Майкл уставился своими глазенками на белую маску, и уголки его маленького ротика начали кривиться.

— Не хочу даже слышать об этом. — Миссис Хамфри принялась щекотать животик ребенка. — Тю-тю, крошка! А ну, посмейся, родненький, золотенький мой!

— Мне действительно все равно, когда взять выходной — настаивала Джесси, с трудом сдерживаясь от желания прекратить развлечение своей хозяйки.

Но Майкл прекратил его сам — он принялся сучить ногами и и хныкать. Миссис Хамфри виновато отстранилась от него.

— Не рекомендуется щекотать ребенка, особенно на полный желудок. — Джесси подхватила Майкла, вытерла личико и положила обратно в постельку.

— О боже, — вздохнула Сара Хамфри. — Мне еще надо так многому научиться!

— Не так уж многому, — не удержалась Джесси. — Это всего-навсего вопрос здравого смысла, миссис Хамфри. Наверное, мне все же лучше вернуться сегодня вечером...

— Я решительно запрещаю вам! Я знаю, с каким нетерпением вы ожидали возможности провести вечер в городе...

В конце концов Джесси была вынуждена сдаться. Сидя за рулем своего старенького двухместного «доджа» выпуска 1949 года, она до самой железнодорожной станции твердила, что должна подавить в себе материнский инстинкт. Миссис Хамфри пойдет на пользу, если она сама повозится с ребенком. Матери не должны перепоручать другим заботы о своем ребенке.

И все же Джесси весь день чувствовала себя не в своей тарелке. Это мешало ей хорошо провести время, как она рассчитывала. Она гостила у своей давней приятельницы, Бель Берман, старшей няни нью-йоркского госпиталя и хотя они вместе походили по магазинам, позавтракали в пропахшем вином ресторанчике на 45-й улице, стены которого были обклеены французскими туристскими плакатами, и побывали в кино, мысли Джесси все время возвращались к острову Нэр и несчастному маленькому личику в детской ванне.

Обедали они дома у Бель Берман на 11-й Западной улице, и Джесси беспрестанно поглядывала на часы.

— Что с тобой? — спрашивала ее подруга, убирая со стола посуду. — Можно подумать, что ты оставила тяжело больного пациента.

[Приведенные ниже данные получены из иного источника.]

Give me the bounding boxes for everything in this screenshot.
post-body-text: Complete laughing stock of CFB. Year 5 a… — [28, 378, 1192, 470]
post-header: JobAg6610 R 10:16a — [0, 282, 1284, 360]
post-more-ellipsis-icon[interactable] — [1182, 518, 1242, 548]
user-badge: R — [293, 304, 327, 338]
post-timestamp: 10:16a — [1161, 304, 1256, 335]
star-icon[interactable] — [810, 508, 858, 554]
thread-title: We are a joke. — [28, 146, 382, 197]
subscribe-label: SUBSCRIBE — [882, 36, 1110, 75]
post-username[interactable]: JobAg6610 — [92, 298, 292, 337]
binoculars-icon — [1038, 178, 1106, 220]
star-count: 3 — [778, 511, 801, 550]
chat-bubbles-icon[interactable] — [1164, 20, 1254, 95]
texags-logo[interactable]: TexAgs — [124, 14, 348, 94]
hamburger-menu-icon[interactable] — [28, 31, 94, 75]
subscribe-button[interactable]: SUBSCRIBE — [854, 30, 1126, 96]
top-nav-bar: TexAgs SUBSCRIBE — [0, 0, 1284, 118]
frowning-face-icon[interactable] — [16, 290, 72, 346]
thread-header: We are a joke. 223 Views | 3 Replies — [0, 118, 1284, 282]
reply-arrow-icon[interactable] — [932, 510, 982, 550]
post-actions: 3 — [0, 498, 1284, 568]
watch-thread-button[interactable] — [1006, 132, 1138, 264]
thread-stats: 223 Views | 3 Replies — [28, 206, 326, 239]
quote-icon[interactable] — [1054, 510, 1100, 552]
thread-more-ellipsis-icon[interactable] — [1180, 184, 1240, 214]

— Прости меня, Бель, но я очень озабочена младенцем. Миссис Хамфри простужена, и если она распустит себя... Кроме того, она так беспомощна и не умеет простейших вещей!..

— Господи, Джесси! — воскликнула Бель Берман. — Есть ли что-нибудь на свете более здоровое, чем ребенок? Во всяком случае, твоей хозяйке это пойдет только на пользу! Ох уж эти мне богатые матери! Выбрось из головы свои глупости... Нет, нет, я сама вымою посуду, а ты усаживайся поудобнее и развлекай меня разговорами. Кстати, как ты ухитряешься так сохранять фигуру? Ты же ешь как лошадь!

После обеда к Бель Берман явились несколько ее друзей, и Джесси старалась принять участие в их болтовне о госпитале, вместе с ними добродушно перемывая косточки врачей и сестер, которых они знали. Но с каждой минутой она чувствовала все большее и большее беспокойство. Наконец она поднялась с места.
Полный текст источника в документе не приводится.